It is to be noted that it is better to find good features than overtuned algorithm.
We can use the test CV period to validate (or not) if our previous feature engineering / tuning have some positive effect on the future. And maybe conclude that it will be also the case for after (production usage)
results1 = model1.fit_predict(data, cv_dates=cv_test, **data_config)
results1 = tsb.TSRegressor.get_result(data, results1, metric="mape", **data_config)
results3 = model3.fit_predict(data, cv_dates=cv_test, **data_config)
results3 = tsb.TSRegressor.get_result(data, results3, metric="mape", **data_config)
traces = [
go.Scatter(x=results1.index, y=results1.forecast, name="model1"),
go.Scatter(x=results3.index, y=results3.forecast, name="model3"),
]
fig= go.Figure(data=traces, layout=layout)
py.offline.iplot(fig)
We can see that on the last CV period, the MAPE improvement is globaly there (even if short term could need some investigation)
We can suppose that the feature engenering & tuning should give better for the future (even if it's not completly sure with distribution drift)
results = model3.fit_predict(data, **data_config)
traces = [
go.Scatter(x=data.date, y=data.volume, name="data"),
go.Scatter(x=results.date, y=results.forecast, name="forecast"),
]
py.offline.iplot(traces)
It is important to note that we tuned and make feature engenering for 12 step ahead algorithm at the same time for this example.

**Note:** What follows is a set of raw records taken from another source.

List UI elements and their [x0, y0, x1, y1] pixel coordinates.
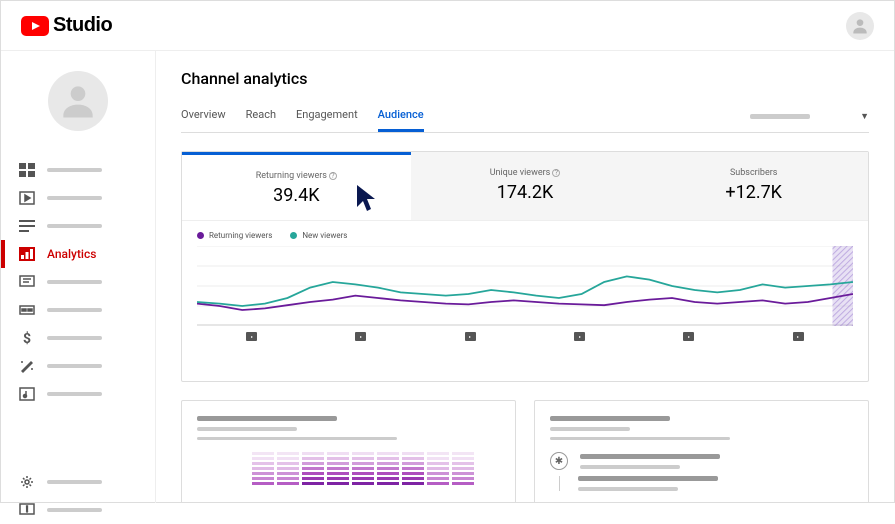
metric-subscribers[interactable]: Subscribers +12.7K — [639, 152, 868, 220]
nav-item-content[interactable] — [1, 184, 155, 212]
svg-text:!: ! — [26, 505, 28, 514]
main-content: Channel analytics Overview Reach Engagem… — [156, 51, 894, 503]
youtube-icon — [21, 16, 49, 36]
info-icon: ? — [552, 169, 560, 177]
svg-text:$: $ — [23, 331, 31, 345]
subtitles-icon — [19, 303, 35, 317]
tab-reach[interactable]: Reach — [246, 100, 276, 132]
comment-icon — [19, 275, 35, 289]
metric-unique-viewers[interactable]: Unique viewers? 174.2K — [411, 152, 640, 220]
metric-returning-viewers[interactable]: Returning viewers? 39.4K — [182, 152, 411, 220]
nav-item-monetization[interactable]: $ — [1, 324, 155, 352]
metrics-card: Returning viewers? 39.4K Unique viewers?… — [181, 151, 869, 382]
legend-new: New viewers — [290, 231, 347, 240]
video-icon — [19, 191, 35, 205]
chevron-down-icon: ▼ — [860, 111, 869, 122]
play-badge-icon — [355, 332, 366, 341]
date-range-picker[interactable]: ▼ — [750, 111, 869, 122]
music-icon — [19, 387, 35, 401]
dashboard-icon — [19, 163, 35, 177]
dollar-icon: $ — [19, 331, 35, 345]
play-badge-icon — [793, 332, 804, 341]
nav-item-settings[interactable] — [1, 468, 155, 496]
line-chart-svg — [197, 246, 853, 326]
tab-overview[interactable]: Overview — [181, 100, 226, 132]
play-badge-icon — [465, 332, 476, 341]
wand-icon — [19, 359, 35, 373]
app-header: Studio — [1, 1, 894, 51]
tab-audience[interactable]: Audience — [378, 100, 424, 132]
chart-x-ticks — [197, 332, 853, 341]
analytics-icon — [19, 247, 35, 261]
watch-time-card — [181, 400, 516, 503]
bug-icon: ✱ — [550, 452, 568, 470]
nav-item-audio[interactable] — [1, 380, 155, 408]
list-icon — [19, 219, 35, 233]
app-name: Studio — [53, 14, 112, 37]
account-avatar[interactable] — [846, 12, 874, 40]
nav-item-feedback[interactable]: ! — [1, 496, 155, 524]
youtube-studio-logo[interactable]: Studio — [21, 14, 112, 37]
heatmap-chart — [197, 452, 500, 485]
nav-item-customization[interactable] — [1, 352, 155, 380]
nav-item-playlists[interactable] — [1, 212, 155, 240]
gear-icon — [19, 475, 35, 489]
channel-avatar[interactable] — [48, 71, 108, 131]
top-geographies-card: ✱ — [534, 400, 869, 503]
play-badge-icon — [246, 332, 257, 341]
nav-item-subtitles[interactable] — [1, 296, 155, 324]
person-icon — [56, 79, 100, 123]
info-icon: ? — [329, 172, 337, 180]
nav-item-comments[interactable] — [1, 268, 155, 296]
play-badge-icon — [683, 332, 694, 341]
nav-item-dashboard[interactable] — [1, 156, 155, 184]
sidebar: Analytics $ ! — [1, 51, 156, 503]
tab-engagement[interactable]: Engagement — [296, 100, 358, 132]
legend-returning: Returning viewers — [197, 231, 272, 240]
feedback-icon: ! — [19, 503, 35, 517]
analytics-tabs: Overview Reach Engagement Audience — [181, 100, 424, 132]
play-badge-icon — [574, 332, 585, 341]
viewers-chart: Returning viewers New viewers — [182, 221, 868, 381]
person-icon — [850, 16, 870, 36]
page-title: Channel analytics — [181, 69, 869, 88]
nav-item-analytics[interactable]: Analytics — [1, 240, 155, 268]
cursor-icon — [355, 183, 381, 217]
nav-label-analytics: Analytics — [47, 247, 96, 261]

Tsboost creates independant step forecasts, so each horizon can have it's own feature engineering & tuning without affecting the other horizons.
If we only need a 3 months steps ahead algorithm for example, we can set horizons like this:
model = tsb.TSRegressor(horizons=[3])
you could also do batches of horizons:
model = tsb.TSRegressor(horizons=[3,4,5])